The Spanish brought Indians of different tribes to each mission, mostly from groups living near the Pacific coast. Intermarriage was encouraged to blur the distinctions among tribes. Before long, the Indians had lost their own language and religion as well as their tribal identity. Most came to be identified historically by the name of the mission. As a result, the tribal names that have been passed down through history sound Spanish: CAHUILLA; CUPENO; DIEGUENO

(tipai-IPAI); Fernandeno; GABRIELENO; Juaneno; LUISENO; Nicoleno; Serrano. All these peoples originally spoke a dialect of the Uto-Aztecan language family before being forced to speak Spanish, except the Diegueno, who spoke a Yuman language. Other tribes of different language families and living farther north—chumash, salinas, esselen, and COSTANOAN—were also brought under the mission system. The Chumash, Salinan, and Esselen spoke Hokan languages; the Costanoan spoke a Penutian

One.


The missions robbed the Indians of their culture and broke their spirit. The Mexican government closed the missions in 1834, 13 years after Mexican independence from Spain. Mission Indians who had not already been killed by diseases carried by non-Indians or poor working conditions, had a hard time coping without mission food. Their numbers continued to decline drastically.
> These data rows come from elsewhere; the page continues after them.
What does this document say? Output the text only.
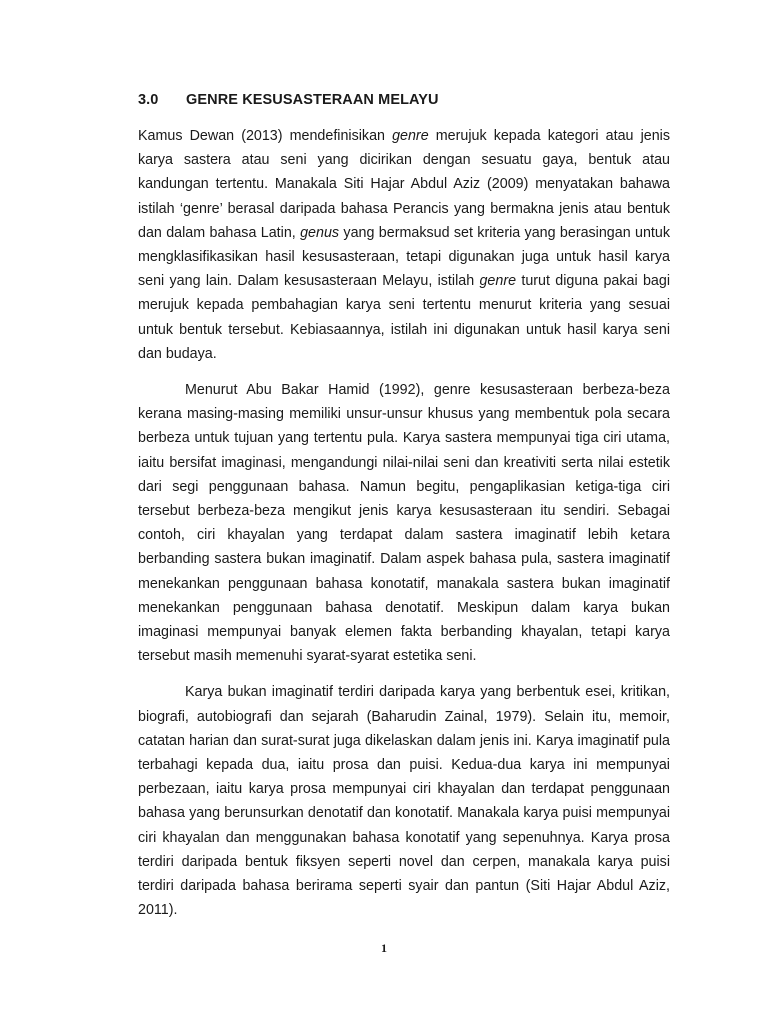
3.0 GENRE KESUSASTERAAN MELAYU

Kamus Dewan (2013) mendefinisikan genre merujuk kepada kategori atau jenis karya sastera atau seni yang dicirikan dengan sesuatu gaya, bentuk atau kandungan tertentu. Manakala Siti Hajar Abdul Aziz (2009) menyatakan bahawa istilah ‘genre’ berasal daripada bahasa Perancis yang bermakna jenis atau bentuk dan dalam bahasa Latin, genus yang bermaksud set kriteria yang berasingan untuk mengklasifikasikan hasil kesusasteraan, tetapi digunakan juga untuk hasil karya seni yang lain. Dalam kesusasteraan Melayu, istilah genre turut diguna pakai bagi merujuk kepada pembahagian karya seni tertentu menurut kriteria yang sesuai untuk bentuk tersebut. Kebiasaannya, istilah ini digunakan untuk hasil karya seni dan budaya.

Menurut Abu Bakar Hamid (1992), genre kesusasteraan berbeza-beza kerana masing-masing memiliki unsur-unsur khusus yang membentuk pola secara berbeza untuk tujuan yang tertentu pula. Karya sastera mempunyai tiga ciri utama, iaitu bersifat imaginasi, mengandungi nilai-nilai seni dan kreativiti serta nilai estetik dari segi penggunaan bahasa. Namun begitu, pengaplikasian ketiga-tiga ciri tersebut berbeza-beza mengikut jenis karya kesusasteraan itu sendiri. Sebagai contoh, ciri khayalan yang terdapat dalam sastera imaginatif lebih ketara berbanding sastera bukan imaginatif. Dalam aspek bahasa pula, sastera imaginatif menekankan penggunaan bahasa konotatif, manakala sastera bukan imaginatif menekankan penggunaan bahasa denotatif. Meskipun dalam karya bukan imaginasi mempunyai banyak elemen fakta berbanding khayalan, tetapi karya tersebut masih memenuhi syarat-syarat estetika seni.

Karya bukan imaginatif terdiri daripada karya yang berbentuk esei, kritikan, biografi, autobiografi dan sejarah (Baharudin Zainal, 1979). Selain itu, memoir, catatan harian dan surat-surat juga dikelaskan dalam jenis ini. Karya imaginatif pula terbahagi kepada dua, iaitu prosa dan puisi. Kedua-dua karya ini mempunyai perbezaan, iaitu karya prosa mempunyai ciri khayalan dan terdapat penggunaan bahasa yang berunsurkan denotatif dan konotatif. Manakala karya puisi mempunyai ciri khayalan dan menggunakan bahasa konotatif yang sepenuhnya. Karya prosa terdiri daripada bentuk fiksyen seperti novel dan cerpen, manakala karya puisi terdiri daripada bahasa berirama seperti syair dan pantun (Siti Hajar Abdul Aziz, 2011).

1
The United States took control of California after the Mexican Cession of 1848. The California gold rush starting in 1849 further affected Native peoples, even those who had avoided mission life during the Spanish occupation.

By the time the United States government finally began establishing reservation lands for the Mission Indians in the late 1800s, much of California had been settled by non-Indians. The Indians received numerous small pieces, sometimes called rancherias. Today, there are many different bands of Mission Indians living on these parcels. Some have integrated into mainstream American culture, holding jobs in industry and agriculture. Some have rediscovered the traditional ceremonies and crafts of their ancient ancestors.